The deep phenotyping of the dystrophic mouse models, and the insight on the cells and dystrophin-associated proteins involved in the phenotypes observed, will provide invaluable information regarding the dystrophin circuitries that could a deeper understanding of their molecular basis.

Beyond DMD, the postnatal reversibility of complex CNS endophenotypes would provide extremely valuable information to the research for example on ASD, and on how for example GABAergic and purinergic circuitries are involved in these co-morbidities. Aspects of abnormal social behaviour that characterise the mdx mouse are of broader interest to the field, and our deep phenotyping of the role that different isoforms have on these aspects and the possibility to improve outcome following postnatal dystrophin restoration, could be of great value both to establish models and know-how on the developmental aspect of some of these comorbidities, but also, importantly, on how much they could be reversed postnatally.

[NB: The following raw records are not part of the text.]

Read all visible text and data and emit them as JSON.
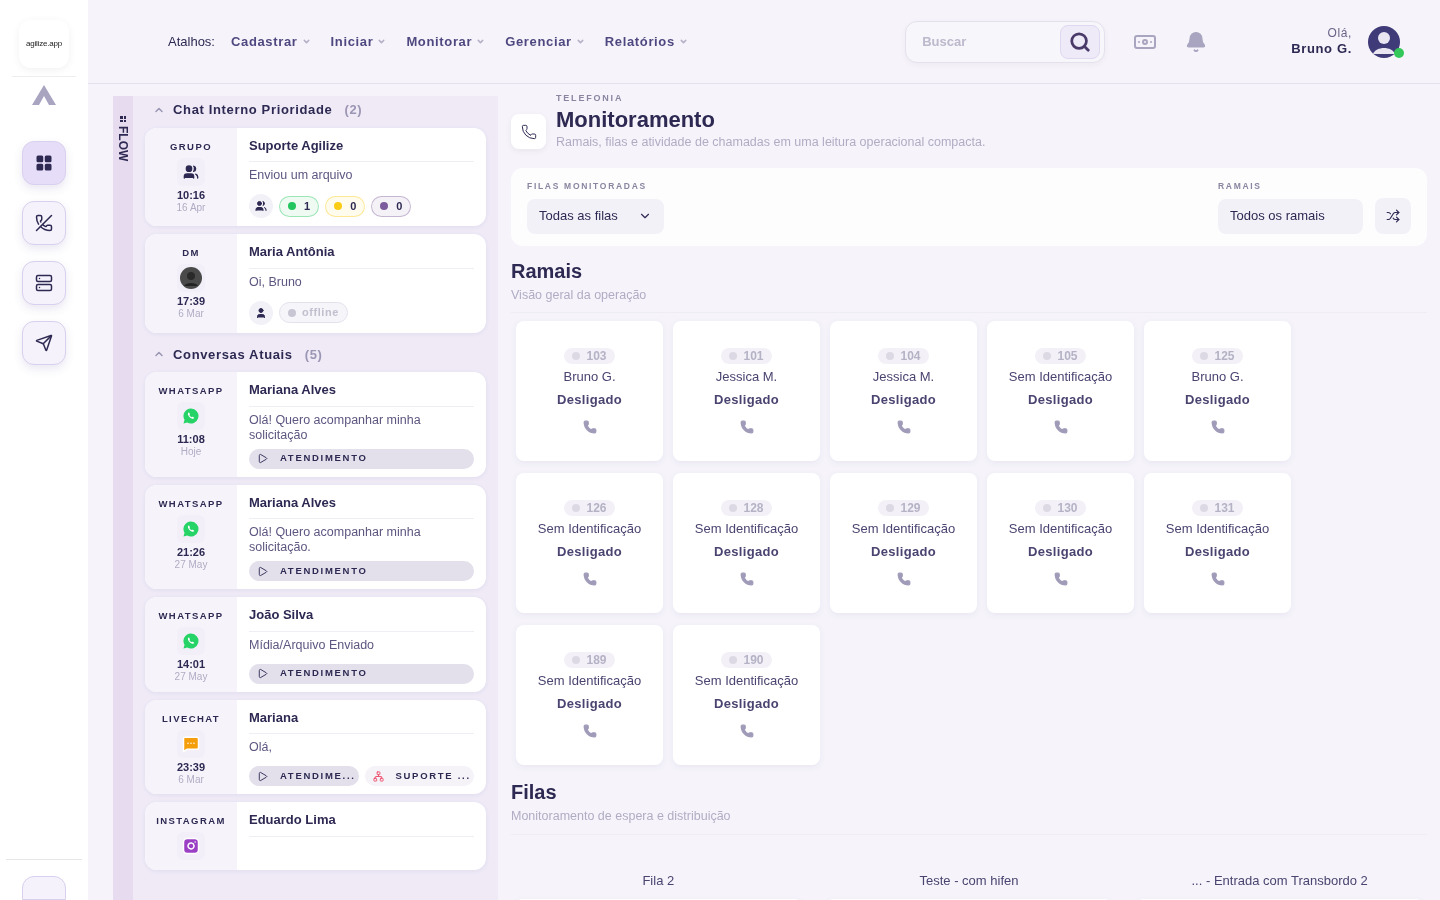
{
  "sidebar": {
    "logo": "agilize.app",
    "items": [
      {
        "kind": "grid",
        "selected": true
      },
      {
        "kind": "phone-off",
        "selected": false
      },
      {
        "kind": "server",
        "selected": false
      },
      {
        "kind": "send",
        "selected": false
      }
    ]
  },
  "topbar": {
    "shortcuts_label": "Atalhos:",
    "menus": [
      "Cadastrar",
      "Iniciar",
      "Monitorar",
      "Gerenciar",
      "Relatórios"
    ],
    "search": {
      "placeholder": "Buscar"
    },
    "greeting": "Olá,",
    "user": "Bruno G.",
    "online": true
  },
  "flow": {
    "label": "FLOW"
  },
  "chat_groups": [
    {
      "title": "Chat Interno Prioridade",
      "count": "(2)",
      "expanded": true,
      "items": [
        {
          "channel": "GRUPO",
          "kind": "group",
          "time": "10:16",
          "date": "16 Apr",
          "name": "Suporte Agilize",
          "preview": "Enviou um arquivo",
          "counters": [
            {
              "value": "1",
              "color": "#22c55e"
            },
            {
              "value": "0",
              "color": "#facc15"
            },
            {
              "value": "0",
              "color": "#7c5c9c"
            }
          ]
        },
        {
          "channel": "DM",
          "kind": "dm",
          "time": "17:39",
          "date": "6 Mar",
          "name": "Maria Antônia",
          "preview": "Oi, Bruno",
          "status": "offline"
        }
      ]
    },
    {
      "title": "Conversas Atuais",
      "count": "(5)",
      "expanded": true,
      "items": [
        {
          "channel": "WHATSAPP",
          "kind": "whatsapp",
          "time": "11:08",
          "date": "Hoje",
          "name": "Mariana Alves",
          "preview": "Olá! Quero acompanhar minha solicitação",
          "tags": [
            {
              "kind": "queue",
              "label": "ATENDIMENTO"
            }
          ]
        },
        {
          "channel": "WHATSAPP",
          "kind": "whatsapp",
          "time": "21:26",
          "date": "27 May",
          "name": "Mariana Alves",
          "preview": "Olá! Quero acompanhar minha solicitação.",
          "tags": [
            {
              "kind": "queue",
              "label": "ATENDIMENTO"
            }
          ]
        },
        {
          "channel": "WHATSAPP",
          "kind": "whatsapp",
          "time": "14:01",
          "date": "27 May",
          "name": "João Silva",
          "preview": "Mídia/Arquivo Enviado",
          "tags": [
            {
              "kind": "queue",
              "label": "ATENDIMENTO"
            }
          ]
        },
        {
          "channel": "LIVECHAT",
          "kind": "livechat",
          "time": "23:39",
          "date": "6 Mar",
          "name": "Mariana",
          "preview": "Olá,",
          "tags": [
            {
              "kind": "queue",
              "label": "ATENDIME..."
            },
            {
              "kind": "team",
              "label": "SUPORTE ..."
            }
          ]
        },
        {
          "channel": "INSTAGRAM",
          "kind": "instagram",
          "name": "Eduardo Lima"
        }
      ]
    }
  ],
  "header": {
    "eyebrow": "TELEFONIA",
    "title": "Monitoramento",
    "subtitle": "Ramais, filas e atividade de chamadas em uma leitura operacional compacta."
  },
  "filters": {
    "queues_label": "FILAS MONITORADAS",
    "queues_value": "Todas as filas",
    "ramais_label": "RAMAIS",
    "ramais_value": "Todos os ramais"
  },
  "ramais": {
    "title": "Ramais",
    "subtitle": "Visão geral da operação",
    "rows": [
      [
        {
          "number": "103",
          "name": "Bruno G.",
          "status": "Desligado"
        },
        {
          "number": "101",
          "name": "Jessica M.",
          "status": "Desligado"
        },
        {
          "number": "104",
          "name": "Jessica M.",
          "status": "Desligado"
        },
        {
          "number": "105",
          "name": "Sem Identificação",
          "status": "Desligado"
        },
        {
          "number": "125",
          "name": "Bruno G.",
          "status": "Desligado"
        }
      ],
      [
        {
          "number": "126",
          "name": "Sem Identificação",
          "status": "Desligado"
        },
        {
          "number": "128",
          "name": "Sem Identificação",
          "status": "Desligado"
        },
        {
          "number": "129",
          "name": "Sem Identificação",
          "status": "Desligado"
        },
        {
          "number": "130",
          "name": "Sem Identificação",
          "status": "Desligado"
        },
        {
          "number": "131",
          "name": "Sem Identificação",
          "status": "Desligado"
        }
      ],
      [
        {
          "number": "189",
          "name": "Sem Identificação",
          "status": "Desligado"
        },
        {
          "number": "190",
          "name": "Sem Identificação",
          "status": "Desligado"
        }
      ]
    ]
  },
  "filas": {
    "title": "Filas",
    "subtitle": "Monitoramento de espera e distribuição",
    "columns": [
      "Fila 2",
      "Teste - com hifen",
      "... - Entrada com Transbordo 2"
    ]
  }
}
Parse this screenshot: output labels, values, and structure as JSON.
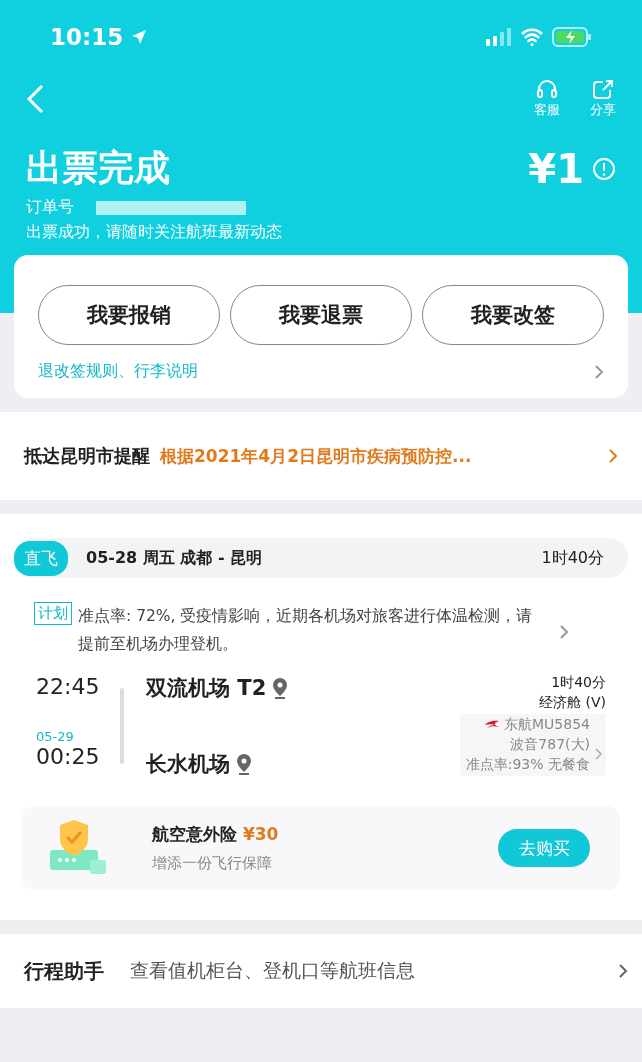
{
  "status_bar": {
    "time": "10:15"
  },
  "nav": {
    "actions": [
      {
        "kind": "service",
        "label": "客服"
      },
      {
        "kind": "share",
        "label": "分享"
      }
    ]
  },
  "header": {
    "title": "出票完成",
    "price": "¥1",
    "order_label": "订单号",
    "message": "出票成功，请随时关注航班最新动态"
  },
  "actions": {
    "buttons": [
      "我要报销",
      "我要退票",
      "我要改签"
    ],
    "rules_link": "退改签规则、行李说明"
  },
  "reminder": {
    "label": "抵达昆明市提醒",
    "text": "根据2021年4月2日昆明市疾病预防控..."
  },
  "flight": {
    "tag": "直飞",
    "summary": "05-28  周五  成都 - 昆明",
    "duration": "1时40分",
    "notice_tag": "计划",
    "notice": "准点率: 72%, 受疫情影响，近期各机场对旅客进行体温检测，请提前至机场办理登机。",
    "depart": {
      "time": "22:45",
      "airport": "双流机场 T2"
    },
    "arrive": {
      "date": "05-29",
      "time": "00:25",
      "airport": "长水机场"
    },
    "info": {
      "duration": "1时40分",
      "cabin": "经济舱 (V)",
      "airline": "东航MU5854",
      "aircraft": "波音787(大)",
      "stats": "准点率:93% 无餐食"
    }
  },
  "insurance": {
    "title": "航空意外险",
    "price": "¥30",
    "subtitle": "增添一份飞行保障",
    "button": "去购买"
  },
  "assistant": {
    "title": "行程助手",
    "text": "查看值机柜台、登机口等航班信息"
  }
}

Our work will be the first in which different AON chemistries will be compared head-to-head for their efficiency and safety to target a gene in the brain after direct delivery. This will have impact for drugs already under development for muscular dystrophy and would provide an almost immediate possibility to consider their use for addressing the brain comorbidities in DMD. But if another AON chemistry demonstrates clear superiority, the implications not only for DMD brain therapies, but also for other conditions in which AON could be considered, would be of great importance. Novel AON chemistries capable of crossing the blood brain barrier opens the door to the possibility of considering systemic AON therapies to treat CNS disorders. A careful assessment of the pros and cons of locally delivered AON vs systemic delivered next generation AONs will be essential to take this field forward towards future translational research implications of these findings. The work done in BIND could therefore provide the 2 SME partners a strong competitive advantage for future interactions with larger industrial partners to take forward AON for brain disorders.

Academic investigators in the consortium are also interested in application of AON and of AAV in other neurodevelopmental disorders, and the information obtained from the mdx mouse work will provide a wealth of information that could be exploited for other brain conditions.

 

3. Expected Results

  • Validated clinical assessment tool to be adopted in the EU clinics when addressing the CNS comorbidities in DMD and BMD.
  • Optimal outcome measures for future interventional trials focused on improving brain outcomes for DMD and BMD.
  • Identification of the optimal chemistry(ies) for targeting different parts of the brain.